3. The ? in the lower term of the $\Lambda$ can be freely defined as long as it is consistent with the second $\eta$, where it must be up in order to respect the summation notation and as a 2nd character because of matrix multiplication rules. So the expression becomes:
$\eta_{? \rho} {\Lambda^{\rho}}_{\sigma} \eta^{? \sigma}$
4. The first question marks corresponds to the rows of the matrix, therefore it should be $\mu$. The 2nd one corresponds to the columns, so it should be $\nu$:
$({\Lambda^{-1})^{\mu}}_{\nu} = \eta_{\mu \rho} {\Lambda^{\rho}}_{\sigma} \eta^{\nu \sigma}$

That's a bit farfetched, but I'm in search of some comfort in that new notation. I'm sure it's gonna come with some practice though.

Yes that is now clear. And thank you very much for all your efforts at explaining me this new notation.

Julien.

5. Sep 11, 2016

### vanhees71

I strongly discourage a notation, where the variables are not separated by commas. For me $(t,x,y,z)$ is a row and $(t,x,y,z)^T$ a column.

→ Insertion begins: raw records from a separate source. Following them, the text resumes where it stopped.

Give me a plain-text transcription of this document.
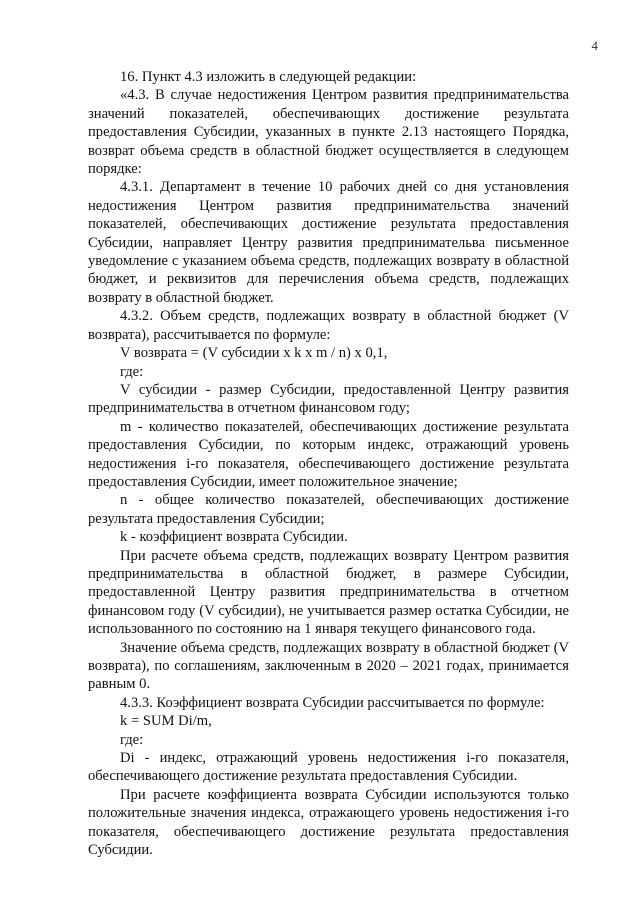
4

16. Пункт 4.3 изложить в следующей редакции:

«4.3. В случае недостижения Центром развития предпринимательства значений показателей, обеспечивающих достижение результата предоставления Субсидии, указанных в пункте 2.13 настоящего Порядка, возврат объема средств в областной бюджет осуществляется в следующем порядке:

4.3.1. Департамент в течение 10 рабочих дней со дня установления недостижения Центром развития предпринимательства значений показателей, обеспечивающих достижение результата предоставления Субсидии, направляет Центру развития предпринимательва письменное уведомление с указанием объема средств, подлежащих возврату в областной бюджет, и реквизитов для перечисления объема средств, подлежащих возврату в областной бюджет.

4.3.2. Объем средств, подлежащих возврату в областной бюджет (V возврата), рассчитывается по формуле:

V возврата = (V субсидии x k x m / n) x 0,1,

где:

V субсидии - размер Субсидии, предоставленной Центру развития предпринимательства в отчетном финансовом году;

m - количество показателей, обеспечивающих достижение результата предоставления Субсидии, по которым индекс, отражающий уровень недостижения i-го показателя, обеспечивающего достижение результата предоставления Субсидии, имеет положительное значение;

n - общее количество показателей, обеспечивающих достижение результата предоставления Субсидии;

k - коэффициент возврата Субсидии.

При расчете объема средств, подлежащих возврату Центром развития предпринимательства в областной бюджет, в размере Субсидии, предоставленной Центру развития предпринимательства в отчетном финансовом году (V субсидии), не учитывается размер остатка Субсидии, не использованного по состоянию на 1 января текущего финансового года.

Значение объема средств, подлежащих возврату в областной бюджет (V возврата), по соглашениям, заключенным в 2020 – 2021 годах, принимается равным 0.

4.3.3. Коэффициент возврата Субсидии рассчитывается по формуле:

k = SUM Di/m,

где:

Di - индекс, отражающий уровень недостижения i-го показателя, обеспечивающего достижение результата предоставления Субсидии.

При расчете коэффициента возврата Субсидии используются только положительные значения индекса, отражающего уровень недостижения i-го показателя, обеспечивающего достижение результата предоставления Субсидии.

Well, in the expression ${\Lambda^T}\eta$ you sum over the first indices of the objects, i.e., it means
$$(\Lambda^T \eta)_{\mu \nu} = {\Lambda^{\rho}}_{\mu} \eta_{\rho \nu}.$$
Also note that a general Lorentz-transformation matrix is not necessarily symmetric. Pure boosts are, however, symmetric.

Usually the direct use of the index notation is more clear than the matrix-vector notation, because it immediately tells you from the notation, whether you have co- or contravariant components. To see the transformation properties start with the contravariant components of a vector. It transforms by definition as the $x^{\mu}$, i.e.,
$$A^{\prime \mu}={\Lambda^{\mu}}_{\nu} A^{\nu}.$$
Now we ask, how covariant components transform. By definition you have
$$A_{\mu}'=\eta_{\mu \rho} A^{\prime \rho}=\eta_{\mu \rho} {\Lambda^{\rho}}_{\sigma} A^{\sigma}=\eta_{\mu \rho} {\Lambda^{\rho}}_{\sigma} \eta^{\sigma \nu} A_{\nu}= {(\Lambda^{-1})^{\nu}}_{\mu} A_{\nu}.$$
This means that the $A_{\mu}$ transform contragredient to the $A^{\mu}$, as it should be.

The invariance of the Minkowski product is the key for the understanding of the formalism. It's also directly motivated from Einstein's two postulates. For details see my FAQ article on SR:

http://th.physik.uni-frankfurt.de/~hees/pf-faq/srt.pdf

6. Sep 11, 2016

### pervect

Staff Emeritus
It's harder to write, but I suppose for utmost clarity one can use the latex on PF to format a column vector, i.e.

$$\begin{pmatrix} t \\ x \\ y \\ z \end{pmatrix}$$

The latex code for this is begin{pmatrix} t \\ x \\ y \\ z \end{pmatrix}, it appears to me the OP knows how to invoke latex math mode already. The latex to formatting $\Lambda^\mu{}_\rho$ with the horizontal spaces is \Lambda^\mu{}_\rho.

I'm really not sure why the horizontal space is critical, though it's the way I've always seen it written that way. MTW describes the index spacing convention as "northwest to southeast".

7. Sep 11, 2016

### robphy

If one wrote $A^{\mu}_{\nu}$, upon raising the index with the metric, does one obtain $A^{\mu\nu}$ or $A^{\nu\mu}$? (It gets worse for higher-index structures.) That's why MTW also uses the slot notation. In addition, more mathematically-conscious treatments make explicit the mapping from specific orderings of vectors and covectors to the reals.